Una empresa industrial argentina soportaría una carga tributaria 77% mayor que una firma equivalente en Brasil y 162% superior a una radicada en México, según un ejercicio comparativo de la Unión Industrial de la Provincia de Buenos Aires. El índice elaborado por la entidad ubica a la Argentina en 262 puntos, frente a 148 y 100, respectivamente.
El informe, difundido por Infobae, atribuye la diferencia principalmente a tributos no laborales. En el modelo argentino, Ingresos Brutos aporta 74 puntos, el impuesto al cheque suma 40, las tasas municipales 38 y los gravámenes aduaneros otros cinco. La UIPBA sostiene que el efecto cascada de esos cargos encarece precios, reduce márgenes y golpea especialmente a las pymes.
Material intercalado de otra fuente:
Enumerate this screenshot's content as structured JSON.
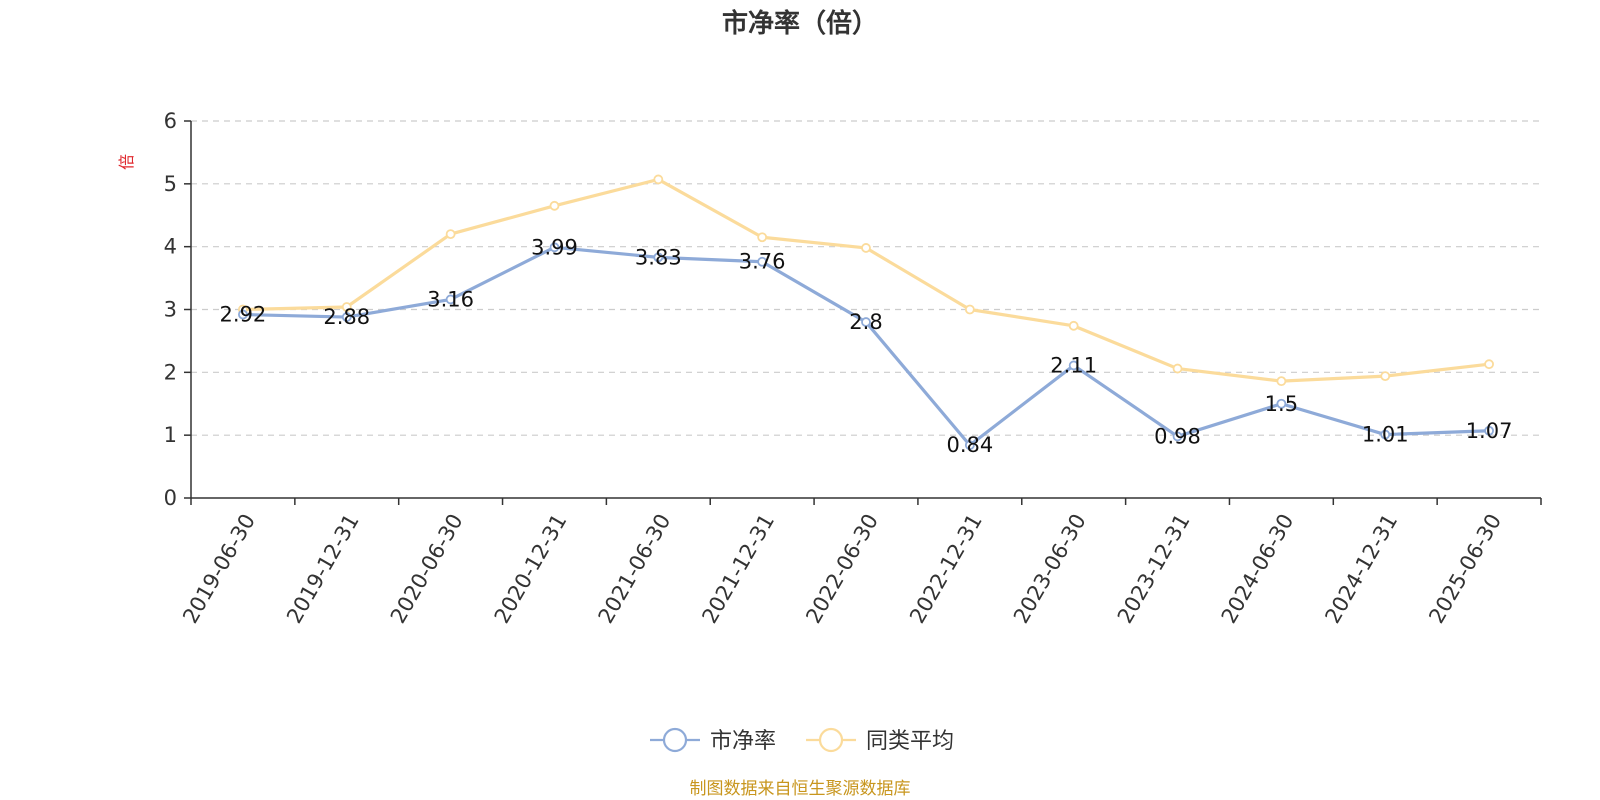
{
  "chart_data": {
    "type": "line",
    "title": "市净率（倍）",
    "ylabel": "倍",
    "xlabel": "",
    "categories": [
      "2019-06-30",
      "2019-12-31",
      "2020-06-30",
      "2020-12-31",
      "2021-06-30",
      "2021-12-31",
      "2022-06-30",
      "2022-12-31",
      "2023-06-30",
      "2023-12-31",
      "2024-06-30",
      "2024-12-31",
      "2025-06-30"
    ],
    "ylim": [
      0,
      6
    ],
    "yticks": [
      0,
      1,
      2,
      3,
      4,
      5,
      6
    ],
    "grid": true,
    "legend_position": "bottom",
    "series": [
      {
        "name": "市净率",
        "color": "#8eaad8",
        "values": [
          2.92,
          2.88,
          3.16,
          3.99,
          3.83,
          3.76,
          2.8,
          0.84,
          2.11,
          0.98,
          1.5,
          1.01,
          1.07
        ],
        "show_labels": true
      },
      {
        "name": "同类平均",
        "color": "#fbdb9b",
        "values": [
          3.0,
          3.04,
          4.2,
          4.65,
          5.07,
          4.15,
          3.98,
          3.0,
          2.74,
          2.06,
          1.86,
          1.94,
          2.13
        ],
        "show_labels": false
      }
    ]
  },
  "source_note": "制图数据来自恒生聚源数据库"
}
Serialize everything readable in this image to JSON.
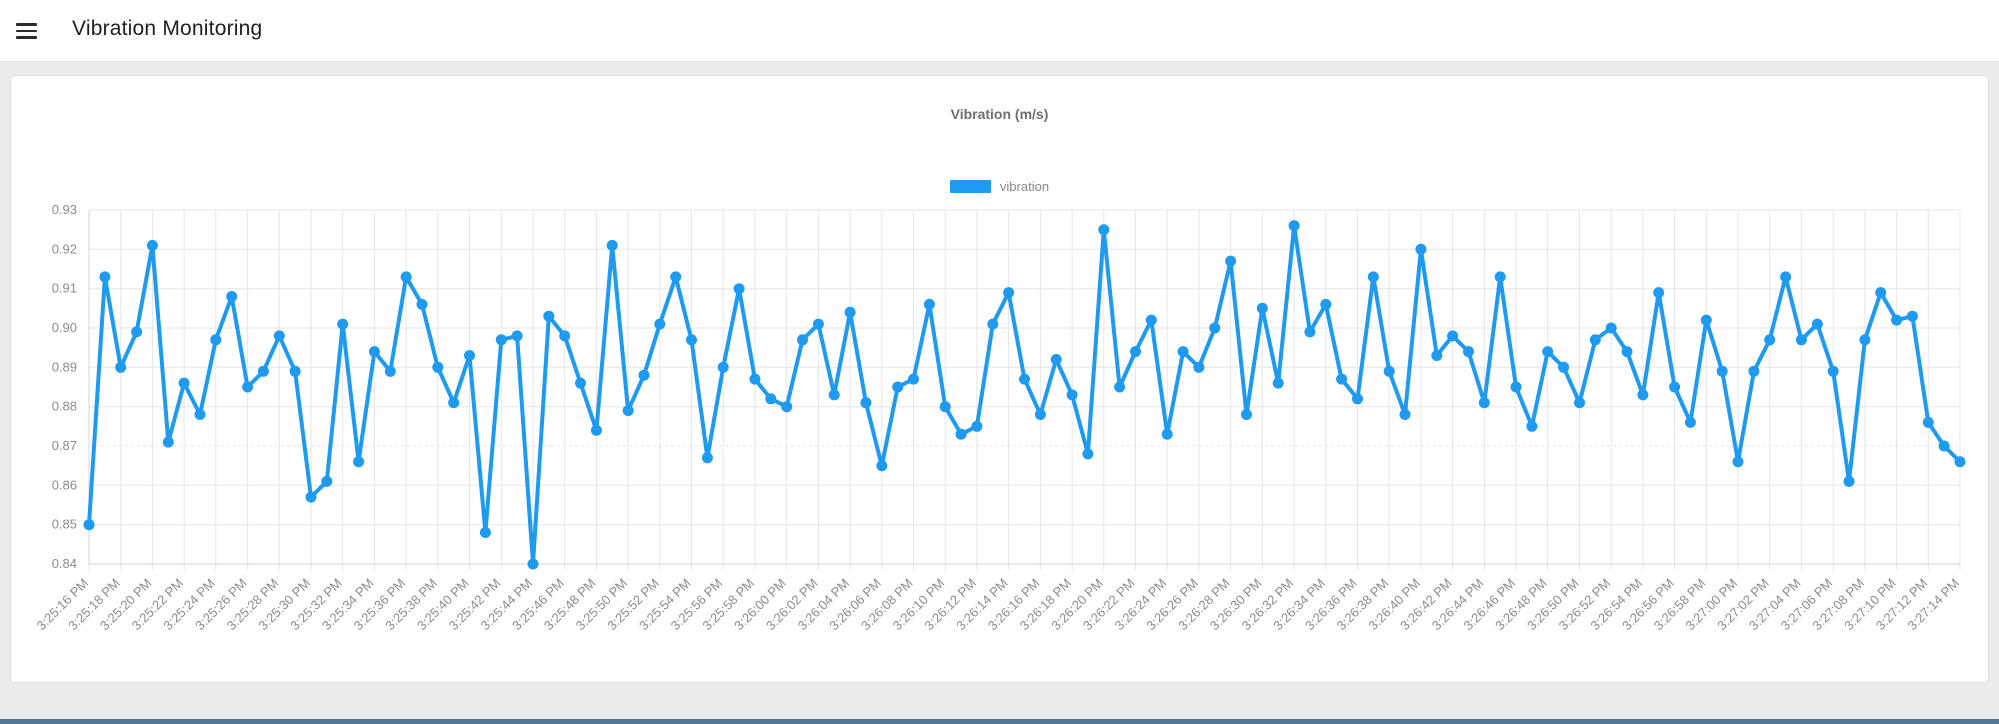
{
  "header": {
    "title": "Vibration Monitoring"
  },
  "colors": {
    "accent_blue": "#1e9af0",
    "grid": "#e6e6e6",
    "axis": "#d6d6d6",
    "tick_text": "#8c8c8c",
    "title_text": "#6e6e6e",
    "page_bg": "#ececec",
    "bottom_bar": "#517593"
  },
  "chart_data": {
    "type": "line",
    "title": "Vibration (m/s)",
    "legend": [
      {
        "label": "vibration",
        "color": "#1e9af0"
      }
    ],
    "legend_position": "top",
    "grid": true,
    "ylim": [
      0.84,
      0.93
    ],
    "y_tick_step": 0.01,
    "dashed_gridline_at": 0.87,
    "x_label_every_n_points": 2,
    "x_labels": [
      "3:25:16 PM",
      "3:25:18 PM",
      "3:25:20 PM",
      "3:25:22 PM",
      "3:25:24 PM",
      "3:25:26 PM",
      "3:25:28 PM",
      "3:25:30 PM",
      "3:25:32 PM",
      "3:25:34 PM",
      "3:25:36 PM",
      "3:25:38 PM",
      "3:25:40 PM",
      "3:25:42 PM",
      "3:25:44 PM",
      "3:25:46 PM",
      "3:25:48 PM",
      "3:25:50 PM",
      "3:25:52 PM",
      "3:25:54 PM",
      "3:25:56 PM",
      "3:25:58 PM",
      "3:26:00 PM",
      "3:26:02 PM",
      "3:26:04 PM",
      "3:26:06 PM",
      "3:26:08 PM",
      "3:26:10 PM",
      "3:26:12 PM",
      "3:26:14 PM",
      "3:26:16 PM",
      "3:26:18 PM",
      "3:26:20 PM",
      "3:26:22 PM",
      "3:26:24 PM",
      "3:26:26 PM",
      "3:26:28 PM",
      "3:26:30 PM",
      "3:26:32 PM",
      "3:26:34 PM",
      "3:26:36 PM",
      "3:26:38 PM",
      "3:26:40 PM",
      "3:26:42 PM",
      "3:26:44 PM",
      "3:26:46 PM",
      "3:26:48 PM",
      "3:26:50 PM",
      "3:26:52 PM",
      "3:26:54 PM",
      "3:26:56 PM",
      "3:26:58 PM",
      "3:27:00 PM",
      "3:27:02 PM",
      "3:27:04 PM",
      "3:27:06 PM",
      "3:27:08 PM",
      "3:27:10 PM",
      "3:27:12 PM",
      "3:27:14 PM"
    ],
    "series_name": "vibration",
    "values": [
      0.85,
      0.913,
      0.89,
      0.899,
      0.921,
      0.871,
      0.886,
      0.878,
      0.897,
      0.908,
      0.885,
      0.889,
      0.898,
      0.889,
      0.857,
      0.861,
      0.901,
      0.866,
      0.894,
      0.889,
      0.913,
      0.906,
      0.89,
      0.881,
      0.893,
      0.848,
      0.897,
      0.898,
      0.84,
      0.903,
      0.898,
      0.886,
      0.874,
      0.921,
      0.879,
      0.888,
      0.901,
      0.913,
      0.897,
      0.867,
      0.89,
      0.91,
      0.887,
      0.882,
      0.88,
      0.897,
      0.901,
      0.883,
      0.904,
      0.881,
      0.865,
      0.885,
      0.887,
      0.906,
      0.88,
      0.873,
      0.875,
      0.901,
      0.909,
      0.887,
      0.878,
      0.892,
      0.883,
      0.868,
      0.925,
      0.885,
      0.894,
      0.902,
      0.873,
      0.894,
      0.89,
      0.9,
      0.917,
      0.878,
      0.905,
      0.886,
      0.926,
      0.899,
      0.906,
      0.887,
      0.882,
      0.913,
      0.889,
      0.878,
      0.92,
      0.893,
      0.898,
      0.894,
      0.881,
      0.913,
      0.885,
      0.875,
      0.894,
      0.89,
      0.881,
      0.897,
      0.9,
      0.894,
      0.883,
      0.909,
      0.885,
      0.876,
      0.902,
      0.889,
      0.866,
      0.889,
      0.897,
      0.913,
      0.897,
      0.901,
      0.889,
      0.861,
      0.897,
      0.909,
      0.902,
      0.903,
      0.876,
      0.87,
      0.866
    ]
  }
}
La comparación parte de una empresa teórica con idéntico nivel de actividad y no incorpora regímenes promocionales ni todas las diferencias de base imponible. Esa metodología sirve para identificar distorsiones, pero no equivale a afirmar que todas las industrias pagan exactamente esa brecha. También debe leerse en el contexto de la propuesta sectorial para reducir Ingresos Brutos en la provincia de Buenos Aires.
El diagnóstico vuelve a exponer una reforma pendiente: aliviar impuestos acumulativos sin desfinanciar a provincias y municipios. Bajar cargas puede mejorar competitividad, pero exige discutir qué gastos se reducen, cómo se reemplaza la recaudación y quién recibe el beneficio. Sin ese equilibrio, la simplificación tributaria corre el riesgo de trasladar el costo sin resolverlo.